Roundup: Fair Vote Canada’s shambolic release

It’s not everyday that you get a completely unhinged press release in your inbox, but holy cow did Fair Vote Canada come out with a doozy yesterday. It’s hard to know where to start with such a work of “shambolic genius,” as Colby Cosh put it.

You see, according to the geniuses at Fair Vote Canada, they have cleverly parsed that when Trudeau pledged to “make every vote count” (a boneheaded statement because every vote already counts), he was referring to their slogan, and therefore he must really advocate for Proportional Representation, and because Trudeau has said he has no pre-conceived ideas about what the outcome of the consultations on electoral reform would be, he must really mean that he’s just trying to figure out which proportional representation system to use, because that’s what he’s signalled by using their slogan. Genius, I tell you. Genius!

But Wait… There’s More!™

While referring to Parliament as “the law factory” (Seriously?
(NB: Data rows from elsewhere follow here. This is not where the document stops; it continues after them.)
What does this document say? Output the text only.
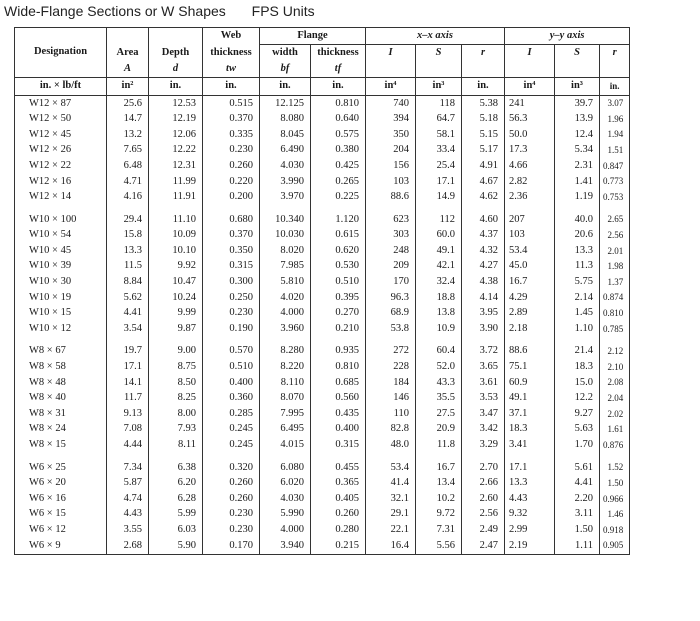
Wide-Flange Sections or W Shapes FPS Units
Designation			Web	Flange		x–x axis			y–y axis		
	Area	Depth	thickness	width	thickness	I	S	r	I	S	r
	A	d	tw	bf	tf						
in. × lb/ft	in²	in.	in.	in.	in.	in⁴	in³	in.	in⁴	in³	in.
W12 × 87	25.6	12.53	0.515	12.125	0.810	740	118	5.38	241	39.7	3.07
W12 × 50	14.7	12.19	0.370	8.080	0.640	394	64.7	5.18	56.3	13.9	1.96
W12 × 45	13.2	12.06	0.335	8.045	0.575	350	58.1	5.15	50.0	12.4	1.94
W12 × 26	7.65	12.22	0.230	6.490	0.380	204	33.4	5.17	17.3	5.34	1.51
W12 × 22	6.48	12.31	0.260	4.030	0.425	156	25.4	4.91	4.66	2.31	0.847
W12 × 16	4.71	11.99	0.220	3.990	0.265	103	17.1	4.67	2.82	1.41	0.773
W12 × 14	4.16	11.91	0.200	3.970	0.225	88.6	14.9	4.62	2.36	1.19	0.753

W10 × 100	29.4	11.10	0.680	10.340	1.120	623	112	4.60	207	40.0	2.65
W10 × 54	15.8	10.09	0.370	10.030	0.615	303	60.0	4.37	103	20.6	2.56
W10 × 45	13.3	10.10	0.350	8.020	0.620	248	49.1	4.32	53.4	13.3	2.01
W10 × 39	11.5	9.92	0.315	7.985	0.530	209	42.1	4.27	45.0	11.3	1.98
W10 × 30	8.84	10.47	0.300	5.810	0.510	170	32.4	4.38	16.7	5.75	1.37
W10 × 19	5.62	10.24	0.250	4.020	0.395	96.3	18.8	4.14	4.29	2.14	0.874
W10 × 15	4.41	9.99	0.230	4.000	0.270	68.9	13.8	3.95	2.89	1.45	0.810
W10 × 12	3.54	9.87	0.190	3.960	0.210	53.8	10.9	3.90	2.18	1.10	0.785

W8 × 67	19.7	9.00	0.570	8.280	0.935	272	60.4	3.72	88.6	21.4	2.12
W8 × 58	17.1	8.75	0.510	8.220	0.810	228	52.0	3.65	75.1	18.3	2.10
W8 × 48	14.1	8.50	0.400	8.110	0.685	184	43.3	3.61	60.9	15.0	2.08
W8 × 40	11.7	8.25	0.360	8.070	0.560	146	35.5	3.53	49.1	12.2	2.04
W8 × 31	9.13	8.00	0.285	7.995	0.435	110	27.5	3.47	37.1	9.27	2.02
W8 × 24	7.08	7.93	0.245	6.495	0.400	82.8	20.9	3.42	18.3	5.63	1.61
W8 × 15	4.44	8.11	0.245	4.015	0.315	48.0	11.8	3.29	3.41	1.70	0.876

W6 × 25	7.34	6.38	0.320	6.080	0.455	53.4	16.7	2.70	17.1	5.61	1.52
W6 × 20	5.87	6.20	0.260	6.020	0.365	41.4	13.4	2.66	13.3	4.41	1.50
W6 × 16	4.74	6.28	0.260	4.030	0.405	32.1	10.2	2.60	4.43	2.20	0.966
W6 × 15	4.43	5.99	0.230	5.990	0.260	29.1	9.72	2.56	9.32	3.11	1.46
W6 × 12	3.55	6.03	0.230	4.000	0.280	22.1	7.31	2.49	2.99	1.50	0.918
W6 × 9	2.68	5.90	0.170	3.940	0.215	16.4	5.56	2.47	2.19	1.11	0.905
Seriously?!), they started invoking the Charter to claim that “equal treatment and equal benefit under the law” must mean that Canadian citizens are entitled to having their votes represented in direct proportion to the votes cast. Which is insane and ridiculous because that’s not how our system works at all, and is completely wrong when it comes to jurisprudence. You see, the Supreme Court of Canada has already rejected this line of reasoning, both in terms of the deviation of voting power (i.e. unequal riding sizes) for the purposes of better governance, but also with attempted challenges to the First-Past-The-Post system in the Quebec courts, which were roundly rejected and which the Supreme Court of Canada refused to grant leave to appeal. That means that as far as they’re concerned, the law is settled, and for Fair Vote Canada to try and advance this line of argument is futile and wrong. Because the law is settled. But considering that the whole basis for their advocacy of PR is rooted in sore loserism at the ballot box, it makes complete sense that they are also sore losers when it comes to the judicial system as well.

Moral of the story: Fair Vote Canada has long used falsehoods and logical fallacies to advance their case. This ridiculous and completely specious release is just one more in a dishonest string of arguments they’ve made and will continue to make as this debate heats up in the coming months.